Trentanove gol realizzati in 76 partite disputate nelle ultime due stagioni: sono questi i numeri che porta in dote Guglielmo Mignani, nuovo attaccante del Benevento. Il club giallorosso ne ha ufficializzato l’acquisto a titolo definitivo dalla Pianese, a cui ha garantito un corrispettivo economico pari a 500mila euro, mentre il classe 2002 – dopo aver svolto le visite mediche in mattinata – ha firmato un contratto di tre anni.
L’ennesimo investimento importante da parte del club del presidente Vigorito, stavolta su un giocatore che arriva nel Sannio con l’obiettivo di trovare la sua definitiva consacrazione, dopo aver fatto vedere cose egregie nella prima stagione tra i professionisti, con la maglia della Pianese. Buono l’impatto (5 gol nelle prime 18 partite), ma la vera svolta per lui c’è stata con l’arrivo in panchina di Alessandro Formisano: è con l‘ex tecnico delle giovanili del Benevento che ha ingranato la marcia giusta, al punto tale da realizzare 13 reti nelle 21 gare disputate con l’allenatore napoletano alla guida della squadra toscana.
Il Benevento era evidentemente nel suo destino, anche perché per la sua crescita è stato fondamentale un altro ex giallorosso: Gill Voria. E’ stato il suo allenatore ai tempi in cui militava nell’Under 17 del Siena, in particolar modo nell’annata conclusa con 27 gol messi a segno in 20 partite, che poi gli ha permesso di spiccare il volo verso il vivaio della Fiorentina. “Voria mi ha formato tantissimo, soprattutto dal punto di vista caratteriale”, ha raccontato Mignani in una recente intervista.

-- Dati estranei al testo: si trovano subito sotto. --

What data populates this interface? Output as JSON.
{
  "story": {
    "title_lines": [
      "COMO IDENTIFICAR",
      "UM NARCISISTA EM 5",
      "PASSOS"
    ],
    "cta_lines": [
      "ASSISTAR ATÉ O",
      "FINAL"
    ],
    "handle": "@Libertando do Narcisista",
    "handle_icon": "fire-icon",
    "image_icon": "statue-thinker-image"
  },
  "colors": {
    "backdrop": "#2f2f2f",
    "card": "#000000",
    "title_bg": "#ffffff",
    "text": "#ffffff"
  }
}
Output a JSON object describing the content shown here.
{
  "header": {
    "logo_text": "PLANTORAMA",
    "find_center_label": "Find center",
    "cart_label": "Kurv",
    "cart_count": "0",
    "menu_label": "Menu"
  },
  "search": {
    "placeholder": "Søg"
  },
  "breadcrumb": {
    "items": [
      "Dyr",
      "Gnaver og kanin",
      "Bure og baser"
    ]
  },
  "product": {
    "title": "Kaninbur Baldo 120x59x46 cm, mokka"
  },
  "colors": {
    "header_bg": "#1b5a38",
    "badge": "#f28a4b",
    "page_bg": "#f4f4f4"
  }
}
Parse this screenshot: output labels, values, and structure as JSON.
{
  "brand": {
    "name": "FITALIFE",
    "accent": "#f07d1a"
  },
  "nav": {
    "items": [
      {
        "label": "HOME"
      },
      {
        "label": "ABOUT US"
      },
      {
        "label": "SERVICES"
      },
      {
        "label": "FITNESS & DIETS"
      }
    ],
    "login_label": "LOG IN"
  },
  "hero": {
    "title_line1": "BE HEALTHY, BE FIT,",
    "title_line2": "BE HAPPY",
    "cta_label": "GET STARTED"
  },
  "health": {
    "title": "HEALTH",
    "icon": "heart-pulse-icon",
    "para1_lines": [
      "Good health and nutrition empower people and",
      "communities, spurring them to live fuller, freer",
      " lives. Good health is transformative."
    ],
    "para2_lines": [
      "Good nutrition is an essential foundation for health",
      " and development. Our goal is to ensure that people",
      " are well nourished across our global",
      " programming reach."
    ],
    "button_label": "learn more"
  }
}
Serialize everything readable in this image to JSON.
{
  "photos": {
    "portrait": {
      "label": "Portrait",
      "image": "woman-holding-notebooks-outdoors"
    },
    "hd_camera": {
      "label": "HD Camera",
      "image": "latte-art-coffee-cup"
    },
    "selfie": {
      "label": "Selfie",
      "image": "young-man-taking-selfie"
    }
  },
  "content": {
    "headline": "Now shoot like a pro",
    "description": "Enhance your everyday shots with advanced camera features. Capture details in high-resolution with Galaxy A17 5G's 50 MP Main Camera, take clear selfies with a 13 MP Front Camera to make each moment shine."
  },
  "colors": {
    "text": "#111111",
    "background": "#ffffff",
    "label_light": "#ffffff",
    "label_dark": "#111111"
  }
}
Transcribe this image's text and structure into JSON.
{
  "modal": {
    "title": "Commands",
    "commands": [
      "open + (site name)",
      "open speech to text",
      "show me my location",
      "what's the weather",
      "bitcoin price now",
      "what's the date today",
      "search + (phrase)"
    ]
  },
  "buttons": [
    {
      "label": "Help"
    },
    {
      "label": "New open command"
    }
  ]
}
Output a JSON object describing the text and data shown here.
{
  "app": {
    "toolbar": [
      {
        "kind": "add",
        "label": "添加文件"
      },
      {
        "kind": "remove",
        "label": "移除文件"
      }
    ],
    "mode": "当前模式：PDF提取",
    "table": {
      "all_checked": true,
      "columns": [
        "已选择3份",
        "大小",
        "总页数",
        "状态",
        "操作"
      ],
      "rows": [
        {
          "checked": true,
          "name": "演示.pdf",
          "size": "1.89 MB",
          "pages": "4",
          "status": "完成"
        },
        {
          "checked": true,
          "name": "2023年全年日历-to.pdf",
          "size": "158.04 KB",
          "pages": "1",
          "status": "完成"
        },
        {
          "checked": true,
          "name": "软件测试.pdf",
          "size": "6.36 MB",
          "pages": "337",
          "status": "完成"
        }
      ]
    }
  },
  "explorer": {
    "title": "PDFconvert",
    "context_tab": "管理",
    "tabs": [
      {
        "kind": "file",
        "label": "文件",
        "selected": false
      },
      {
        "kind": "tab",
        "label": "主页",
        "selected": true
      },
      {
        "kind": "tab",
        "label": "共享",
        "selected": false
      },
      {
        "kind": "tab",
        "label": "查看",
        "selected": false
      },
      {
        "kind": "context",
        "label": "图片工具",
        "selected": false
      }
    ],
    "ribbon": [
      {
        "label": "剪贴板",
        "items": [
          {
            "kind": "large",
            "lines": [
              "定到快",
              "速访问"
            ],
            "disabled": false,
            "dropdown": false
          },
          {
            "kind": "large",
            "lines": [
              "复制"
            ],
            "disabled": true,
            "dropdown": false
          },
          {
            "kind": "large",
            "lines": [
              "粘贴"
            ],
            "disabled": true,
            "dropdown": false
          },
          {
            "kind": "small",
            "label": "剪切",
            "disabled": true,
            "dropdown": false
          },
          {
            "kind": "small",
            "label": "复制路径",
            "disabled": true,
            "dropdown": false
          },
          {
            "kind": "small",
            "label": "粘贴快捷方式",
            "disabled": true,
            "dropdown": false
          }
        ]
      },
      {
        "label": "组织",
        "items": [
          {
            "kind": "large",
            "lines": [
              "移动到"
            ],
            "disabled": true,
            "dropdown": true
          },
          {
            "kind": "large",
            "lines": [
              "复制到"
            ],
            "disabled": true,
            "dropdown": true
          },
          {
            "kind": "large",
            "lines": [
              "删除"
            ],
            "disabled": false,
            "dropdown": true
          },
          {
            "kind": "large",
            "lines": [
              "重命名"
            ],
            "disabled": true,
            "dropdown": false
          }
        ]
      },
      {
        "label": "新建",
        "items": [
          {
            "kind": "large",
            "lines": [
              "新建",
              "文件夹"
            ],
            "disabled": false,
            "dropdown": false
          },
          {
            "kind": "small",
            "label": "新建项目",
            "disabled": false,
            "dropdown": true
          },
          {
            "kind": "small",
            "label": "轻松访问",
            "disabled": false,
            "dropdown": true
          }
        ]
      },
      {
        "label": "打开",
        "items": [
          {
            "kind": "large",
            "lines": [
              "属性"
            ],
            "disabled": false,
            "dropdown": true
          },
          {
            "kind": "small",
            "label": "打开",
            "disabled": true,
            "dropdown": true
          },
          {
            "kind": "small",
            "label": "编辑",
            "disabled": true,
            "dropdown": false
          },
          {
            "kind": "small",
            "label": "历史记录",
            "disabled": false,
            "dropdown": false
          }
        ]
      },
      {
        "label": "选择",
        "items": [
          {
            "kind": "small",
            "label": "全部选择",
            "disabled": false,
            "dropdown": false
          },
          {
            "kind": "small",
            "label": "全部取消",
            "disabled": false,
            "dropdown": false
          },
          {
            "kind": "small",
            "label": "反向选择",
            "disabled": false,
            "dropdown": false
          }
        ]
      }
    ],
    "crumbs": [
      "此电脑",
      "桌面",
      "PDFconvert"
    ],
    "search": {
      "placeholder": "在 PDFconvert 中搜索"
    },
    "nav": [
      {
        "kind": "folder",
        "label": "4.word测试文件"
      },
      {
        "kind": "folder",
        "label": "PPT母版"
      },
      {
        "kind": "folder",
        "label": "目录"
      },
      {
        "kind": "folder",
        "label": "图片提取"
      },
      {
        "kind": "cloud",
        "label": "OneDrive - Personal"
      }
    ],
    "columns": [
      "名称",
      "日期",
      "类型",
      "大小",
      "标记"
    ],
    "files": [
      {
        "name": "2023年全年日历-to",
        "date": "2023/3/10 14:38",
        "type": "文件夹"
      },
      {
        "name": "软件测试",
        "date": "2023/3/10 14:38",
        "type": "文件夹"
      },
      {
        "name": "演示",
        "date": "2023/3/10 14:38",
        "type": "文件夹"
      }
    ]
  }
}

Carattere che gli ha permesso di affrontare le difficoltà che si sono palesate lungo il percorso. L’approccio con il calcio dei grandi per il classe 2002 non è stato esattamente agevole. Tutt’altro. Mignani infatti ha fatto fatica a trovare una sua dimensione. Imporsi in Serie D non è stato semplice e lo dimostra il fatto che ha dovuto girare parecchio prima di iniziare a rendere con continuità: è tornato a Siena – dove ha avuto Gilardino allenatore -, poi Carpi, Lornano Badesse, Poggibonsi e infine l’Orvietana.
Quello che sembrava un passo indietro per la carriera, è diventata in realtà la base del rilancio. E’ proprio con l’Orvietana che è ripartita la rincorsa. In mezza stagione, ha realizzato sei gol in 19 partite, guadagnandosi la chiamata della Pianese con cui ha vinto da protagonista il campionato di Serie D l’anno successivo, per poi dare un contributo decisivo anche nella stagione del ritorno tra i professionisti del club di Piancastagnaio, conclusa con l’ottavo posto finale e la qualificazione ai play off per la promozione in Serie B.
I numeri non mentono: Mignani ha messo la firma sul 35% dei gol realizzati dalla Pianese nello scorso campionato. Non ha doti tecniche eccellenti, non ruberà mai l’occhio per giocate eleganti, ma l’area di rigore è il suo regno: è lì che riesce a esprimere al meglio le sue qualità che sono soprattutto la rapidità dei movimenti, il tempismo, la capacità di sfruttare bene il fisico. Il vero pezzo forte del suo repertorio, però, è l’attacco alla profondità sempre incisivo: il classe 2002 sa come correre con o senza il pallone e come tagliare con i tempi giusti alle spalle dei difensori avversari per finalizzare l’azione. Del resto, ha sempre detto di avere come modello di riferimento Ciro Immobile.
Per Auteri può essere un’arma in più da utilizzare sia dall’inizio che a gara in corso, specialmente in certi contesti tattici, così come potrà essere impiegato da terminale offensivo o da spalla di Salvemini. Per rispondere ai canoni del calcio auteriano, però, Mignani dovrà migliorare in particolar modo in alcuni fondamentali: la gestione del pallone nello stretto e la capacità di raccordare il gioco. Così potrà diventare un attaccante completo.